Eppure casi sociali, ordinari come questi, sono sempre lì pronti a ripresentarsi in vari modi e si ripercuotono sulla pelle e nell’animo più profondo e tenero. I compagni o i mariti che picchiano, che violentano e che purtroppo arrivano all’estremo ed uccidono, cosa pensano quando fanno queste cose? Forse niente, forse alla troppa rabbia che hanno per se stessi, perché si sentono falliti e riversano tutto il loro odio sulla “propria” donna. Siamo forse animali? Eppure per queste specie di esseri lo siamo. Si nascondono dietro un bel volto, una bella identità trasfigurando l’intimità dell’animo femminile. Non riconoscono nulla, non afferrano niente di ciò che sono le “donne”, sanno solo fare i forti ed occultare le prove.
Uno dei casi più eclatanti accaduto un paio di anni fa è quello di un noto campione dello sport, Francesco Porzio, ex pallanuotista, oro olimpico. Inizia tutto con una telefonata al 113, è la moglie 43enne di Porzio, Marzia Coppola che chiede aiuto è sconvolta, urla al suo cellulare che il marito la vuole ammazzare di botte. La volante arriva dopo pochi minuti, la donna intontita da un calcio infertogli durante il pestaggio del marito spiega dolorante l’accaduto.
Pare che il marito abbia strappato i fili del telefono per evitare che chiamasse la polizia ma la donna, salita in camera, trova il tempo per chiudere la porta a chiave e chiamare col cellulare gli agenti di polizia, (con a capo il vicequestore Pasquale Errico). Quest’ultimo, osservando i fatti, ha arrestato Francesco Porzio con l’accusa di maltrattamenti in famiglia, lesioni personali gravi e atti persecutori.
Le aggressioni sono ad oggi secondo i dati Istat il 56,7% e 7 volte su 10 il colpevole è il compagno o marito. Negli ultimi due anni sono state massacrate di botte e uccise centinaia di donne e la cosa più grave è che stavolta secondo l’Eurispes la percentuale è aumentata del 15%. Veramente assurdo! Le donne potrebbero spezzare le catene e denunciare i fatti accaduti, ma si sentono inermi, indifese e sole, ma non è così. Solo con la denuncia potranno evitare danni magari peggiori, altrimenti i casi rimasti impuniti aumenteranno e a pagarne le conseguenze sono ancora donne e figli, piccoli e indifesi.

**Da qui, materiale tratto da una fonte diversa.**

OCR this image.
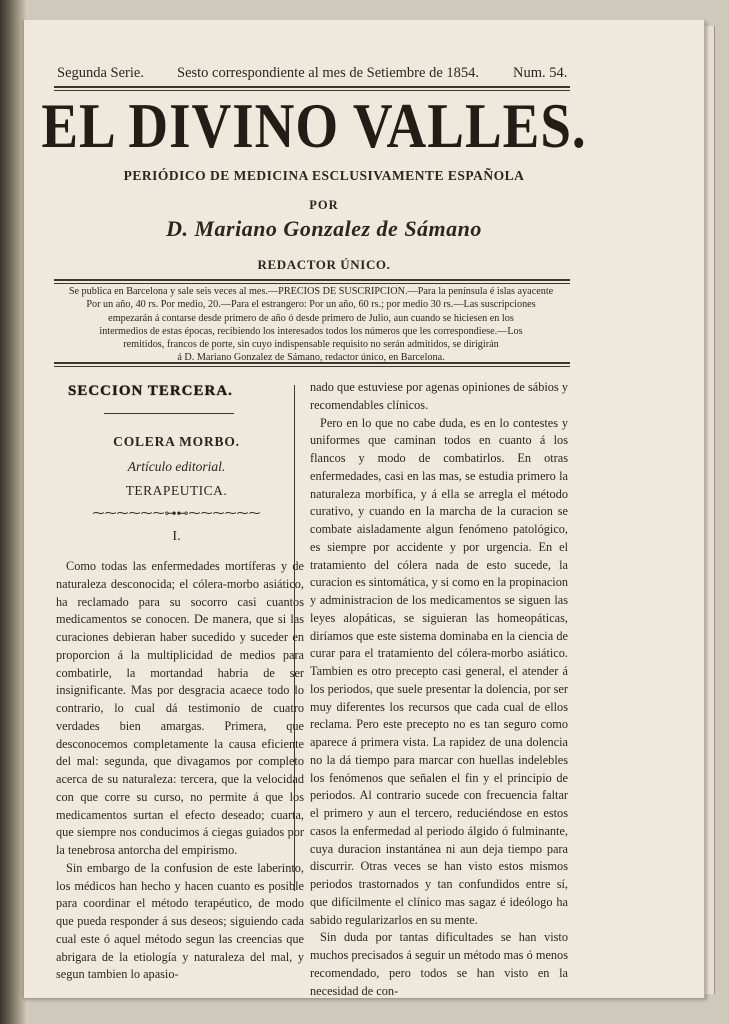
Segunda Serie. Sesto correspondiente al mes de Setiembre de 1854. Num. 54.
EL DIVINO VALLES.
PERIÓDICO DE MEDICINA ESCLUSIVAMENTE ESPAÑOLA
POR
D. Mariano Gonzalez de Sámano
REDACTOR ÚNICO.
Se publica en Barcelona y sale seis veces al mes.—PRECIOS DE SUSCRIPCION.—Para la península é islas ayacente
Por un año, 40 rs. Por medio, 20.—Para el estrangero: Por un año, 60 rs.; por medio 30 rs.—Las suscripciones
empezarán á contarse desde primero de año ó desde primero de Julio, aun cuando se hiciesen en los
intermedios de estas épocas, recibiendo los interesados todos los números que les correspondiese.—Los
remitidos, francos de porte, sin cuyo indispensable requisito no serán admitidos, se dirigirán
á D. Mariano Gonzalez de Sámano, redactor único, en Barcelona.
SECCION TERCERA.
COLERA MORBO.
Artículo editorial.
TERAPEUTICA.
⁓⁓⁓⁓⁓⁓⊶⊷⁓⁓⁓⁓⁓⁓
I.

Como todas las enfermedades mortíferas y de naturaleza desconocida; el cólera-morbo asiático, ha reclamado para su socorro casi cuantos medicamentos se conocen. De manera, que si las curaciones debieran haber sucedido y suceder en proporcion á la multiplicidad de medios para combatirle, la mortandad habria de ser insignificante. Mas por desgracia acaece todo lo contrario, lo cual dá testimonio de cuatro verdades bien amargas. Primera, que desconocemos completamente la causa eficiente del mal: segunda, que divagamos por completo acerca de su naturaleza: tercera, que la velocidad con que corre su curso, no permite á que los medicamentos surtan el efecto deseado; cuarta, que siempre nos conducimos á ciegas guiados por la tenebrosa antorcha del empirismo.

Sin embargo de la confusion de este laberinto, los médicos han hecho y hacen cuanto es posible para coordinar el método terapéutico, de modo que pueda responder á sus deseos; siguiendo cada cual este ó aquel método segun las creencias que abrigara de la etiología y naturaleza del mal, y segun tambien lo apasio-

nado que estuviese por agenas opiniones de sábios y recomendables clínicos.

Pero en lo que no cabe duda, es en lo contestes y uniformes que caminan todos en cuanto á los flancos y modo de combatirlos. En otras enfermedades, casi en las mas, se estudia primero la naturaleza morbífica, y á ella se arregla el método curativo, y cuando en la marcha de la curacion se combate aisladamente algun fenómeno patológico, es siempre por accidente y por urgencia. En el tratamiento del cólera nada de esto sucede, la curacion es sintomática, y si como en la propinacion y administracion de los medicamentos se siguen las leyes alopáticas, se siguieran las homeopáticas, diríamos que este sistema dominaba en la ciencia de curar para el tratamiento del cólera-morbo asiático. Tambien es otro precepto casi general, el atender á los periodos, que suele presentar la dolencia, por ser muy diferentes los recursos que cada cual de ellos reclama. Pero este precepto no es tan seguro como aparece á primera vista. La rapidez de una dolencia no la dá tiempo para marcar con huellas indelebles los fenómenos que señalen el fin y el principio de periodos. Al contrario sucede con frecuencia faltar el primero y aun el tercero, reduciéndose en estos casos la enfermedad al periodo álgido ó fulminante, cuya duracion instantánea ni aun deja tiempo para discurrir. Otras veces se han visto estos mismos periodos trastornados y tan confundidos entre sí, que difícilmente el clínico mas sagaz é ideólogo ha sabido regularizarlos en su mente.

Sin duda por tantas dificultades se han visto muchos precisados á seguir un método mas ó menos recomendado, pero todos se han visto en la necesidad de con-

Ancora una volta si parla di questo e ancora una volta di percentuali in aumento. Bisogna mettersi una mano sulla coscienza e pensare che la vita e la dignità della donna è importante. Bisogna recuperare il coraggio e la stima per se stesse perché ognuna di noi vale. Ribellarsi significa fermare la violenza, non permettendo all’uomo di ripetere l’accaduto e voi donne recupererete la vostra libertà .
La libertà di vivere e sentirvi importanti proprio come è giusto che sia. Quella libertà che vi è stata privata in tante occasioni, di anni perduti dietro al “mostro”, quel mostro che vi ha privato della gioia, della bellezza della vita, lo stesso che vi ha portato alla depressione, alle varie patologie inerenti le ossessioni, le paure, l’omertà e peggio ancora, lo stesso che picchia i vostri figli.
La morte delle donne non riguarda solo quella fisica, ma anche quella dell’animo, fatta di tolleranza, di pazienza, di sopportazione. La morte del cuore, quella che quando ti prende è difficile recuperare, quella peggio degli incidenti stradali, delle malattie, del cancro, quelle per la quale voi stesse potete dire, basta! Mi chiedo spesso, durante i miei studi e approfondimenti su questi casi, chi è e come si sente colui che attua questi reati. Gli chiederei cos’è realmente e cosa si sente di essere dopo averlo fatto. Come fa a guardare negli occhi altre donne pensando di averlo fatto alla propria di donna, cosa mai si cela dietro la psiche distorta e malata di un essere come quello che violenta, massacra, pesta la propria donna. Quello che è certo è che lo faranno sempre, per questo vanno denunciati.